Et demain, la guerre en Syrie...
En France, on adore les anniversaires et encore plus les commémorations. Car on commémore les anniversaires ! En ce moment par exemple on commémore le deuxième anniversaire du début de la guerre civile en Syrie. En Europe, quelques centaines de manifestants défilent pour dire stop aux massacres et aux crimes contre les civils, en Jordanie des experts militaires américains entraînent des combattants, «de bons combattants » choisis par le Commandement Général syrien ce qui rend leur intervention, selon eux, légitime puisque les précautions sont prises pour ne pas entraîner des djihadistes qui se retourneront bientôt contre leur maître et les états français et anglais proposent de livrer des armes avec, eux aussi, en contrôlant le profil des acheteurs d’armes.
Et voici la boucle bouclée ! Les marchands d’armes qui sont les pays développés et, au premier rang des entreprises américaines ne connaissent pas la crise.

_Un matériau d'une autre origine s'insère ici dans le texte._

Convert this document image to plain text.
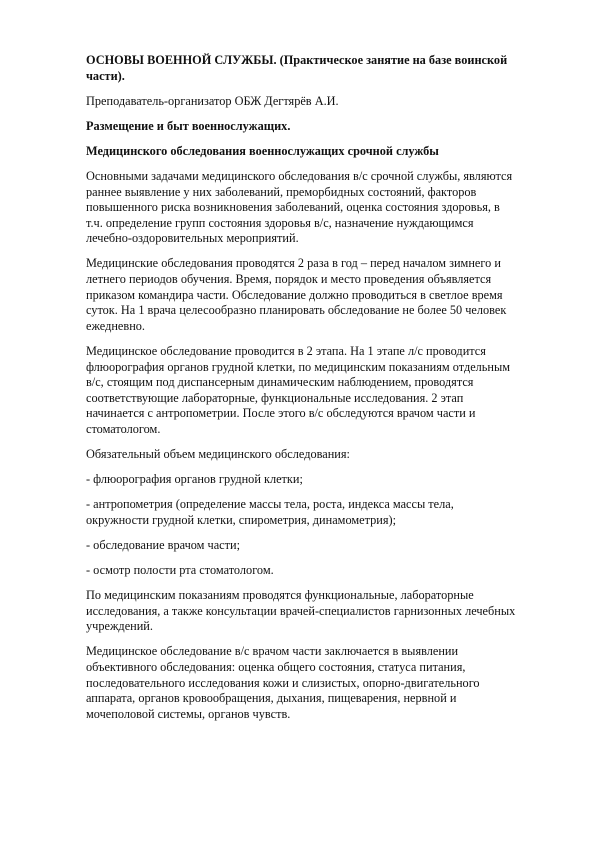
ОСНОВЫ ВОЕННОЙ СЛУЖБЫ. (Практическое занятие на базе воинской части).

Преподаватель-организатор ОБЖ Дегтярёв А.И.

Размещение и быт военнослужащих.

Медицинского обследования военнослужащих срочной службы

Основными задачами медицинского обследования в/с срочной службы, являются раннее выявление у них заболеваний, преморбидных состояний, факторов повышенного риска возникновения заболеваний, оценка состояния здоровья, в т.ч. определение групп состояния здоровья в/с, назначение нуждающимся лечебно-оздоровительных мероприятий.

Медицинские обследования проводятся 2 раза в год – перед началом зимнего и летнего периодов обучения. Время, порядок и место проведения объявляется приказом командира части. Обследование должно проводиться в светлое время суток. На 1 врача целесообразно планировать обследование не более 50 человек ежедневно.

Медицинское обследование проводится в 2 этапа. На 1 этапе л/с проводится флюорография органов грудной клетки, по медицинским показаниям отдельным в/с, стоящим под диспансерным динамическим наблюдением, проводятся соответствующие лабораторные, функциональные исследования. 2 этап начинается с антропометрии. После этого в/с обследуются врачом части и стоматологом.

Обязательный объем медицинского обследования:

- флюорография органов грудной клетки;

- антропометрия (определение массы тела, роста, индекса массы тела, окружности грудной клетки, спирометрия, динамометрия);

- обследование врачом части;

- осмотр полости рта стоматологом.

По медицинским показаниям проводятся функциональные, лабораторные исследования, а также консультации врачей-специалистов гарнизонных лечебных учреждений.

Медицинское обследование в/с врачом части заключается в выявлении объективного обследования: оценка общего состояния, статуса питания, последовательного исследования кожи и слизистых, опорно-двигательного аппарата, органов кровообращения, дыхания, пищеварения, нервной и мочеполовой системы, органов чувств.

Les Etats-Unis dans la guerre Iran-Irak fournissait des armes aux deux belligérants – pas de parti pris, tous sur le même plan d’égalité pour s’entretuer. On connaît aussi l’aide apportée aux talibans pour lutter contre l’URSS, on sait comment les armes se retournent parfois, souvent contre les pays qui les vendent mais tout ceci est un problème économique, ce qui reste et importe c’est que la guerre est barbarie et que la barbarie c’est la guerre.
Jusqu’où peut-on légitimer les choix qui semblent aller tous dans le bon sens, celui de sauver des vies humaines, quand on fait tout pour les supprimer ? Un missile Scud, quelqu’ en soit l’émetteur fait des victimes civiles et ne distingue pas le combattant de l’enfant innocent. La vocation spirituelle de l’homme est de protéger la vie pas de contribuer à la supprimer. Ce qui est finalement le plus choquant c’est ce discours convenu, que personne ne croit, qu’il serait possible de contrôler à qui on vend les armes et s’assurer qu’elles vont bien tuer les méchants. C’est oublier un peu vite que la vente des armes fait appel à des intermédiaires, des mafias et des pratiques de corruption qui permettent d’alimenter les partis politiques au pouvoir pour s’assurer de leur complicité, au moins bienveillante. On n’entrera pas dans les détails de ce marché qui a été analysé, enquêté, dénoncé par des milliers d’enquêtes et qui reste encore le plus obscur, le mieux verrouillé, le plus lucratif et le mieux partagé par les nations dominantes.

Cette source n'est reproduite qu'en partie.